TVS diodes support high-speed CAN FD autonomous driving in-vehicle communication systems

ROHM has developed bidirectional TVS diodes compatible with CAN FD high-speed in-vehicle communication. Such protocols are seeing an increased demand in line with the ongoing advancement in autonomous driving and ADAS. CAN FD is a crucial communication technology for safe, real-time data transmission between ECUs in vehicles. The new products achieve high-quality in-vehicle transmission by protecting electronic devices such as ECUs from surges and ESD while maintaining signal integrity in high-speed communication systems such as CAN FD.

The rapid evolution of autonomous driving technology and ADAS is boosting the demand for faster, more reliable automotive communication. Autonomous driving, in particular, needs quick and accurate processing of vast amounts of data from sensors such as cameras, LiDAR and radar – leading to the adoption of CAN FD that facilitates faster, higher capacity data transfer compared to traditional CAN used in automotive communication.

At the same time, to achieve high-speed in-vehicle communication, it is essential to ensure stable transmission even under harsh environments. This has led to a growing demand for protection components that provide low terminal capacitance, superior surge current rating, and clamping voltage performance. As a result, the market for TVS diodes for automotive communication is expected to continue to grow.

The company developed the ESDCANxx series to meet market needs that combine low terminal capacitance with excellent surge tolerance.

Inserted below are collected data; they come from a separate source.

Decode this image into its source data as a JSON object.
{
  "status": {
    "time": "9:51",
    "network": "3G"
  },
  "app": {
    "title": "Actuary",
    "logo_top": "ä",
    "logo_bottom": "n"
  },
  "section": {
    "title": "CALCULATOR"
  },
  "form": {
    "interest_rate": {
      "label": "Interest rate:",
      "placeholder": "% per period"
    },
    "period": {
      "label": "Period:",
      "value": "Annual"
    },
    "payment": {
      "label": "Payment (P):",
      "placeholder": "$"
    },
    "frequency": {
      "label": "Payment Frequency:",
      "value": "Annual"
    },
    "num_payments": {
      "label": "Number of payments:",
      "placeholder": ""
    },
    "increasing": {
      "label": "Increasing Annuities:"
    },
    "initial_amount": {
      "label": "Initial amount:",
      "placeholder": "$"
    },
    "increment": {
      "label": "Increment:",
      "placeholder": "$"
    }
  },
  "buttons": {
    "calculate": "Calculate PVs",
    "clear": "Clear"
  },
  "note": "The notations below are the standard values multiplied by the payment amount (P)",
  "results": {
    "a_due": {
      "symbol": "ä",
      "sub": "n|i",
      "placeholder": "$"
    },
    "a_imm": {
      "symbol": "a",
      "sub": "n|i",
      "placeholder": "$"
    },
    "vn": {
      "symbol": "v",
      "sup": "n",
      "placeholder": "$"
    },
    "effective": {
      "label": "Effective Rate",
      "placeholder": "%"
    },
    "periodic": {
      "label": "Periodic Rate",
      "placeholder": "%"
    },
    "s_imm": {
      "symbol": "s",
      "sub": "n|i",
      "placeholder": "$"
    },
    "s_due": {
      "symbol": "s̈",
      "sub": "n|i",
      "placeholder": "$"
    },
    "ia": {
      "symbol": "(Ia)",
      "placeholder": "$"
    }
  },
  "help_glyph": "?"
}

Two package types are available: SOT-23 (2.9mm × 2.4mm) and DFN1010 (1mm × 1mm), both supporting standoff voltages (VRWM) of 24V and 27V. The SOT-23 package includes four models: 24V ESDCAN24HPY, ESDCAN24HXY and 27V ESDCAN27HPY, ESDCAN27HXY. Similarly, the DFN1010 package is also supplied in four models: 24V ESDCAN24YPA, ESDCAN24YXA and 27V ESDCAN27YPA, ESDCAN27YXA, totalling eight products in the lineup.

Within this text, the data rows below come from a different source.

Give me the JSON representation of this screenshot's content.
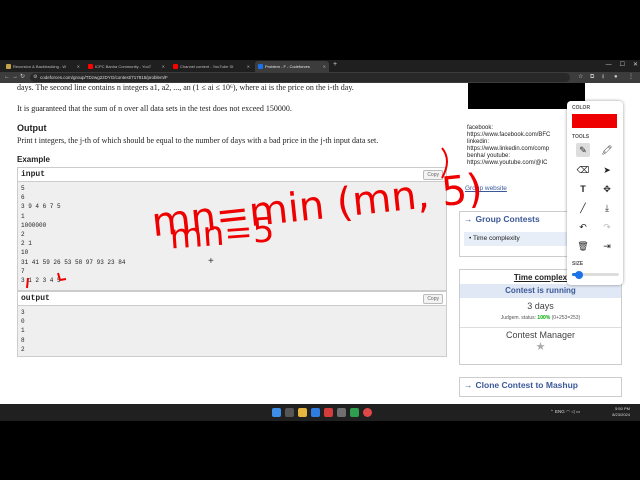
{
  "browser": {
    "tabs": [
      {
        "label": "Recursion & Backtracking - W",
        "favicon_color": "#c5a24a"
      },
      {
        "label": "ICPC Banha Community - YouT",
        "favicon_color": "#ff0000"
      },
      {
        "label": "Channel content - YouTube St",
        "favicon_color": "#ff0000"
      },
      {
        "label": "Problem - F - Codeforces",
        "favicon_color": "#1a73e8"
      }
    ],
    "new_tab": "+",
    "url": "codeforces.com/group/TDzwg2zDYG/contest/717815/problem/F"
  },
  "problem": {
    "line_partial": "days. The second line contains n integers a1, a2, ..., an (1 ≤ ai ≤ 10⁶), where ai is the price on the i-th day.",
    "guarantee": "It is guaranteed that the sum of n over all data sets in the test does not exceed 150000.",
    "output_title": "Output",
    "output_text": "Print t integers, the j-th of which should be equal to the number of days with a bad price in the j-th input data set.",
    "example_title": "Example",
    "input_label": "input",
    "output_label": "output",
    "copy_label": "Copy",
    "input_lines": [
      "5",
      "6",
      "3 9 4 6 7 5",
      "1",
      "1000000",
      "2",
      "2 1",
      "10",
      "31 41 59 26 53 58 97 93 23 84",
      "7",
      "3 1 2 3 4 5"
    ],
    "output_lines": [
      "3",
      "0",
      "1",
      "8",
      "2"
    ]
  },
  "sidebar": {
    "links_lines": [
      "facebook:",
      "https://www.facebook.com/BFC",
      "linkedin:",
      "https://www.linkedin.com/comp",
      "benha/ youtube:",
      "https://www.youtube.com/@IC",
      "nity"
    ],
    "group_website": "Group website",
    "group_contests_title": "Group Contests",
    "group_contests_item": "Time complexity",
    "contest_title": "Time complex",
    "contest_status": "Contest is running",
    "contest_duration": "3 days",
    "judgem_prefix": "Judgem. status: ",
    "judgem_pct": "100%",
    "judgem_count": "(0+253=253)",
    "contest_manager": "Contest Manager",
    "clone_title": "Clone Contest to Mashup"
  },
  "drawing_tool": {
    "color_label": "COLOR",
    "tools_label": "TOOLS",
    "size_label": "SIZE",
    "selected_color": "#ee0000",
    "size_level": 0.15,
    "selected_tool": "pen"
  },
  "annotations": {
    "line1": "mn=min (mn, 5)",
    "line2": "mn=5"
  },
  "taskbar": {
    "lang": "ENG",
    "time": "5:50 PM",
    "date": "8/23/2024"
  }
}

The new products feature an optimised element structure that lessens terminal capacitance to a maximum of 3.5pF, preventing signal degradation during high-speed communication. High surge tolerance is also accomplished, significantly improving the protection of electronic devices in automotive environments. For example, the 27V products of the DFN1010 package delivers approximately 3.2 times higher surge current rating and 16% lower clamping voltage compared to standard CAN FD-compatible products. This effectively safeguards expensive surge-sensitive electronic devices such as in-vehicle ECUs, ensuring high reliability even under harsh automotive environments.